Un operaio agrigentino di 53 anni, Gerlando Gino Brucceri, ha perso la vita nel cantiere del viadotto Akragas, il ponte che collega Agrigento con Porto Empedocle, dove da anni sono in corso i lavori di recupero.
Scattato l’allarme, sul posto sono intervenuti un’ambulanza del 118, i vigili del fuoco, personale Anas e i carabinieri. Per l’uomo, però, non c’è stato nulla da fare. I sanitari non hanno potuto far altro che constatarne il decesso.
Sull’episodio è stata aperta un’inchiesta, e sono ora i militari dell’Arma a occuparsi della ricostruzione dell’accaduto. Un dettaglio che non sfugge agli inquirenti è che l’operaio non indossava il casco protettivo.

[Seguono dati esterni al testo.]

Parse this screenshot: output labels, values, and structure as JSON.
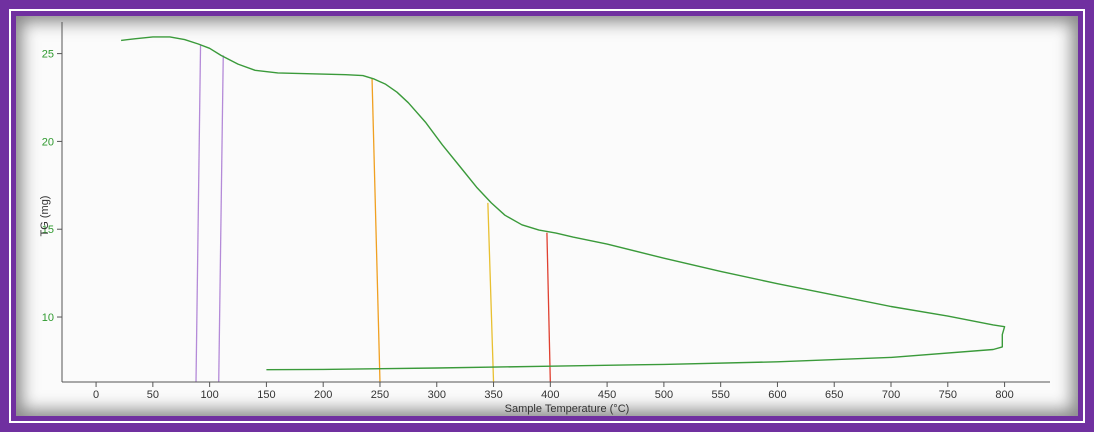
{
  "chart_data": {
    "type": "line",
    "xlabel": "Sample Temperature (°C)",
    "ylabel": "TG (mg)",
    "xlim": [
      -30,
      840
    ],
    "ylim": [
      6.3,
      26.8
    ],
    "x_ticks": [
      "0",
      "50",
      "100",
      "150",
      "200",
      "250",
      "300",
      "350",
      "400",
      "450",
      "500",
      "550",
      "600",
      "650",
      "700",
      "750",
      "800"
    ],
    "y_ticks": [
      "10",
      "15",
      "20",
      "25"
    ],
    "grid": false,
    "colors": {
      "curve": "#3a9a3a",
      "ytick_labels": "#2f9a2f",
      "frame": "#7030a0",
      "marker_purple": "#b48ad8",
      "marker_orange": "#f0a020",
      "marker_yellow": "#e8c030",
      "marker_red": "#e04030"
    },
    "series": [
      {
        "values": [
          [
            22,
            25.75
          ],
          [
            35,
            25.85
          ],
          [
            50,
            25.95
          ],
          [
            65,
            25.95
          ],
          [
            78,
            25.8
          ],
          [
            90,
            25.55
          ],
          [
            100,
            25.3
          ],
          [
            110,
            24.9
          ],
          [
            125,
            24.4
          ],
          [
            140,
            24.05
          ],
          [
            160,
            23.9
          ],
          [
            190,
            23.85
          ],
          [
            220,
            23.8
          ],
          [
            235,
            23.75
          ],
          [
            245,
            23.55
          ],
          [
            255,
            23.25
          ],
          [
            265,
            22.8
          ],
          [
            275,
            22.2
          ],
          [
            290,
            21.1
          ],
          [
            305,
            19.8
          ],
          [
            320,
            18.6
          ],
          [
            335,
            17.4
          ],
          [
            348,
            16.5
          ],
          [
            360,
            15.8
          ],
          [
            375,
            15.25
          ],
          [
            390,
            14.95
          ],
          [
            405,
            14.78
          ],
          [
            420,
            14.55
          ],
          [
            450,
            14.15
          ],
          [
            500,
            13.35
          ],
          [
            550,
            12.6
          ],
          [
            600,
            11.9
          ],
          [
            650,
            11.25
          ],
          [
            700,
            10.6
          ],
          [
            750,
            10.05
          ],
          [
            790,
            9.55
          ],
          [
            800,
            9.45
          ],
          [
            798,
            9.0
          ],
          [
            798,
            8.3
          ],
          [
            790,
            8.15
          ],
          [
            700,
            7.7
          ],
          [
            600,
            7.45
          ],
          [
            500,
            7.3
          ],
          [
            400,
            7.2
          ],
          [
            300,
            7.1
          ],
          [
            200,
            7.02
          ],
          [
            150,
            7.0
          ]
        ]
      }
    ],
    "markers": [
      {
        "color_key": "marker_purple",
        "x_top": 92,
        "y_top": 25.5,
        "x_bottom": 88,
        "y_bottom": 6.3
      },
      {
        "color_key": "marker_purple",
        "x_top": 112,
        "y_top": 24.9,
        "x_bottom": 108,
        "y_bottom": 6.3
      },
      {
        "color_key": "marker_orange",
        "x_top": 243,
        "y_top": 23.6,
        "x_bottom": 250,
        "y_bottom": 6.3
      },
      {
        "color_key": "marker_yellow",
        "x_top": 345,
        "y_top": 16.5,
        "x_bottom": 350,
        "y_bottom": 6.3
      },
      {
        "color_key": "marker_red",
        "x_top": 397,
        "y_top": 14.8,
        "x_bottom": 400,
        "y_bottom": 6.3
      }
    ]
  }
}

A tarda sera, dopo la rimozione della salma, i carabinieri della Stazione di Agrigento, su disposizione del procuratore Giovanni Di Leo, hanno posto sotto sequestro l’area del cantiere compresa tra via Petrarca e l’imbocco di via Dante.

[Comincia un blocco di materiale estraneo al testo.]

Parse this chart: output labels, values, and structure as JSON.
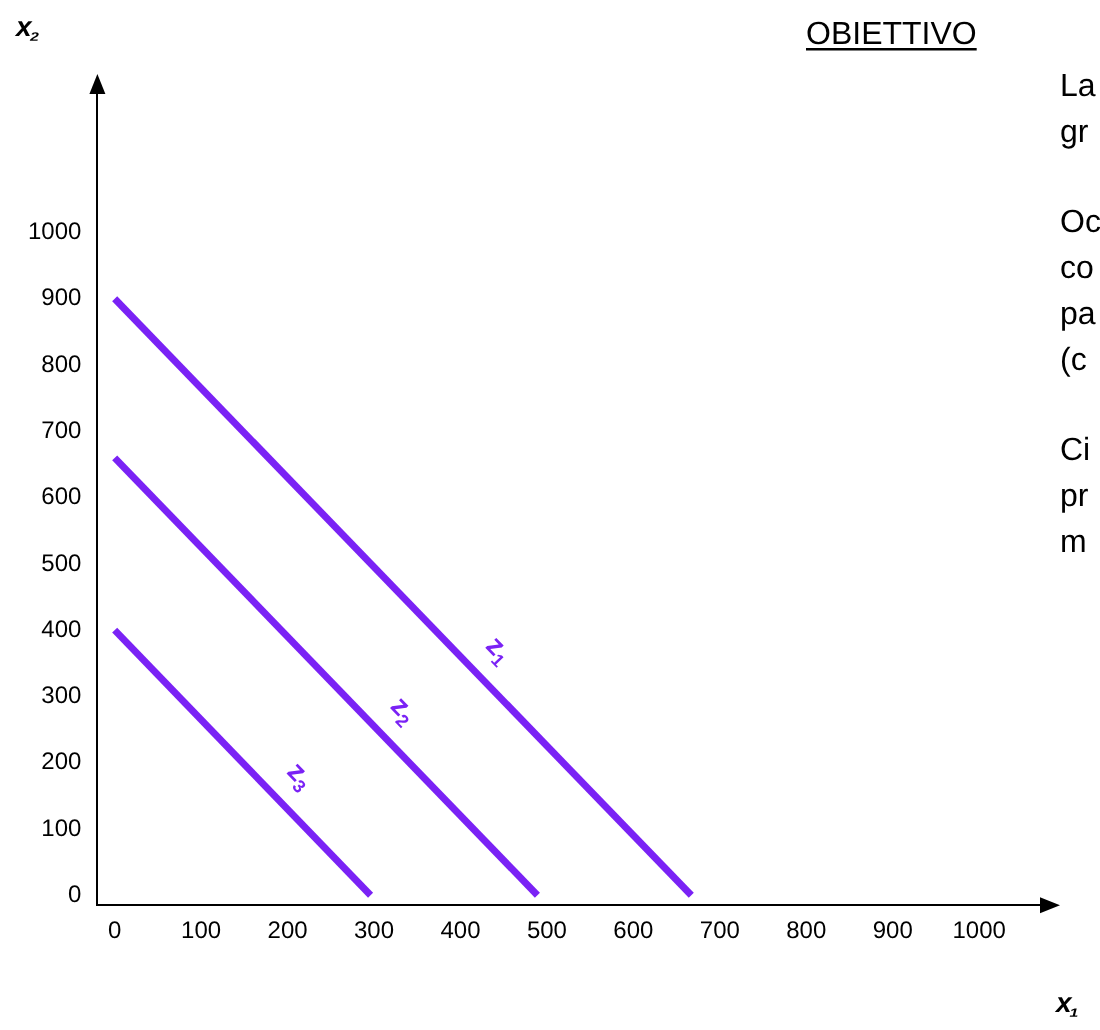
{
  "chart_data": {
    "type": "line",
    "title": "OBIETTIVO",
    "xlabel": "x₁",
    "ylabel": "x₂",
    "xlim": [
      -20,
      1075
    ],
    "ylim": [
      -15,
      1215
    ],
    "xticks": [
      0,
      100,
      200,
      300,
      400,
      500,
      600,
      700,
      800,
      900,
      1000
    ],
    "yticks": [
      0,
      100,
      200,
      300,
      400,
      500,
      600,
      700,
      800,
      900,
      1000
    ],
    "grid": false,
    "legend": false,
    "marker": "none",
    "line_style": "solid",
    "series": [
      {
        "name": "z$_{1}$",
        "color": "#7a22f5",
        "x": [
          0,
          667
        ],
        "values": [
          900,
          0
        ]
      },
      {
        "name": "z$_{2}$",
        "color": "#7a22f5",
        "x": [
          0,
          489
        ],
        "values": [
          660,
          0
        ]
      },
      {
        "name": "z$_{3}$",
        "color": "#7a22f5",
        "x": [
          0,
          296
        ],
        "values": [
          400,
          0
        ]
      }
    ],
    "annotations": [
      "La",
      "gr",
      "Oc",
      "co",
      "pa",
      "(c",
      "Ci",
      "pr",
      "m"
    ]
  }
}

Nelle prossime ore sarà con ogni probabilità disposta l’autopsia.
Al momento l’ipotesi privilegiata resta quella di un malore improvviso, che non avrebbe lasciato scampo al lavoratore, e non quella di un incidente sul lavoro legato alla mancanza del dispositivo di protezione. Una circostanza che ha colpito chi lo conosceva è che Brucceri era uno sportivo, apparentemente in buona salute, il che rende ancora più necessario chiarire le cause esatte del decesso. La Procura dovrà fare luce sulla dinamica esatta di quanto accaduto, anche attraverso l’autopsia disposta sulla salma.
Lascia la moglie e due figlie.

Intanto è arrivata anche una nota di Anas: «In relazione al decesso del lavoratore rinvenuto nel cantiere del ponte Akragas 2 sono in corso tutti gli accertamenti da parte delle autorità competenti. Secondo le prime informazioni raccolte, il lavoratore è stato rinvenuto privo di sensi lungo una pedana metallica, al termine del turno lavorativo. I primi riscontri fanno ipotizzare un improvviso malore. Saranno gli accertamenti dell’Autorità giudiziaria e gli esiti dell’esame autoptico a chiarire le cause del decesso».
Al momento, dunque, nessuna ipotesi viene esclusa e sarà l’attività investigativa, insieme agli accertamenti medico-legali, a fare piena luce sulle cause della tragedia.